In a memorable piece of irony, the poet T.S. Eliot called April the “cruellest month”. Eliot was fond of literary allusion, quoting – or as he put it, “stealing” – phrases from writers who had gone before him. In this instance, Eliot is contradicting quite knowingly another, much earlier poet, Geoffrey Chaucer, who in his famous line finds the showers of April “sweet”. I tend to side with Chaucer, and although I can see what Eliot was driving at – that the budding of life in the dormant earth should remind us as much of death as of life – my own response to spring, including this particular spring, is a rosier one. We have had a week when days of rain and sun alternated in emphatic succession, and it is the earth’s possibilities that win the poetry prize.
The past few days I have been in New Brunswick burying my father, who lived a long life and died peacefully – in tune with all the natural rhythms, in the fullness of his days. The presence of grandchildren and great-grandchildren struck that appropriate and exuberant chord of the season – over the memorial proceedings there sprinkled and sparkled a lot of April and its promise. The sun shone, and in the gardens that endure harder winters than Victoria’s, green shoots of tulips were pushing up from the dark soil. Snow, dirt-crusted and carved by the thawing weather, melted in the stubbornest shadows.

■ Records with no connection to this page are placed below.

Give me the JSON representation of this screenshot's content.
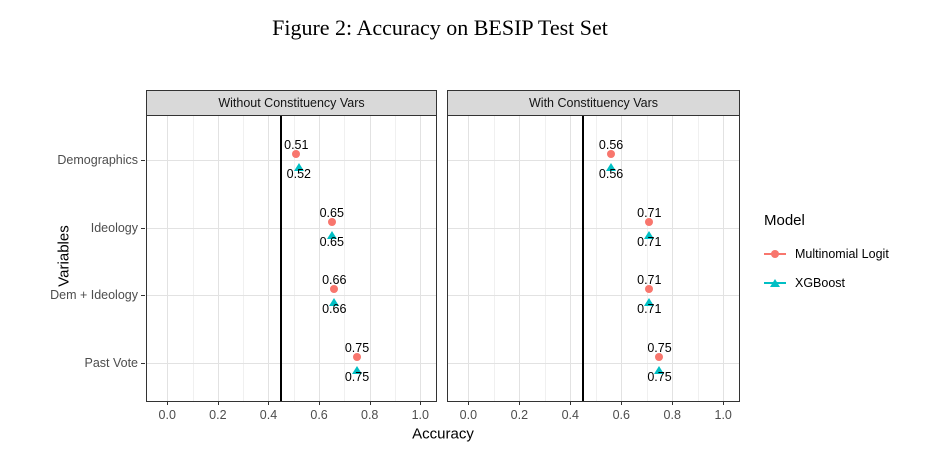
{
  "figure": {
    "title": "Figure 2: Accuracy on BESIP Test Set"
  },
  "chart_data": {
    "type": "scatter",
    "title": "Figure 2: Accuracy on BESIP Test Set",
    "xlabel": "Accuracy",
    "ylabel": "Variables",
    "categories": [
      "Demographics",
      "Ideology",
      "Dem + Ideology",
      "Past Vote"
    ],
    "x_ticks": [
      0.0,
      0.2,
      0.4,
      0.6,
      0.8,
      1.0
    ],
    "x_minor_ticks": [
      0.1,
      0.3,
      0.5,
      0.7,
      0.9
    ],
    "xlim": [
      -0.08,
      1.062
    ],
    "reference_line_x": 0.45,
    "grid": true,
    "legend_position": "right",
    "value_label_decimals": 2,
    "facets": [
      {
        "label": "Without Constituency Vars",
        "series": [
          {
            "name": "Multinomial Logit",
            "marker": "circle",
            "color": "#F8766D",
            "values": [
              0.51,
              0.65,
              0.66,
              0.75
            ]
          },
          {
            "name": "XGBoost",
            "marker": "triangle",
            "color": "#00BFC4",
            "values": [
              0.52,
              0.65,
              0.66,
              0.75
            ]
          }
        ]
      },
      {
        "label": "With Constituency Vars",
        "series": [
          {
            "name": "Multinomial Logit",
            "marker": "circle",
            "color": "#F8766D",
            "values": [
              0.56,
              0.71,
              0.71,
              0.75
            ]
          },
          {
            "name": "XGBoost",
            "marker": "triangle",
            "color": "#00BFC4",
            "values": [
              0.56,
              0.71,
              0.71,
              0.75
            ]
          }
        ]
      }
    ],
    "legend": {
      "title": "Model",
      "entries": [
        {
          "label": "Multinomial Logit",
          "marker": "circle",
          "color": "#F8766D"
        },
        {
          "label": "XGBoost",
          "marker": "triangle",
          "color": "#00BFC4"
        }
      ]
    },
    "colors": {
      "strip_bg": "#D9D9D9",
      "panel_border": "#333333",
      "grid_major": "#E2E2E2",
      "grid_minor": "#F0F0F0",
      "tick_text": "#4D4D4D",
      "reference_line": "#000000"
    }
  }
}
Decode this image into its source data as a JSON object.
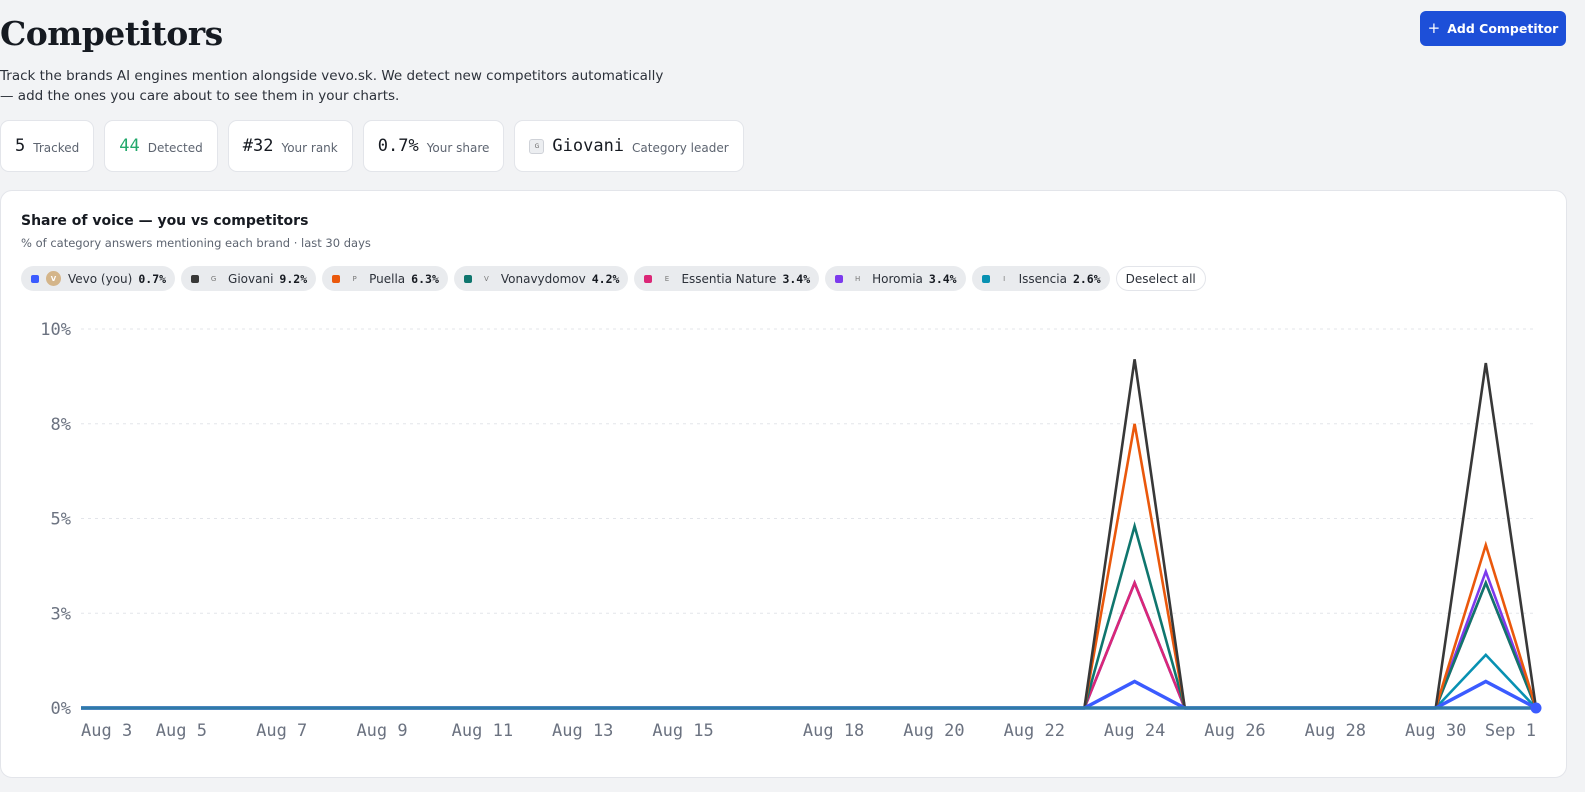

About ten days ago we saw the passing away of one of our School’s great alumni and former governors, John Nation. John was at the school decades ago, in the 1930’s, and was a long-serving Board member in the sixties and seventies. He was one of the steadfast governors who saw the School through the amalgamation period in the early seventies, dispelling the spectre of decline and finding transforming possibilities that set us on our present course. A couple of weeks ago, aware that his days were numbered, his daughter called to say he hoped I could drop by. He was a tall man, and sat upright in his chair, in one of his old School rugby shirts that he had worn when he was a boy. The shirt must be over seventy years old. Quite frail, he nevertheless spoke and thought clearly. In recent years he had always enjoyed his regular occasional visits to the campus – especially on Remembrance Day – and he was glad his work at our School had proven worthwhile, he said. By contrast, he said the world was in a mess, that a lot of chaos and conflict were making it worse, and that principle didn’t seem to prevail very much. Having a word with the Head of School was one thing he wanted to make sure he did before he died; he said he believed we should continue on the path of becoming literate in the ways of a much more global world. It was only places like St. Michaels University School, the spirit that guides them, and the students that are in them, that gave him hope for the future. Vivat.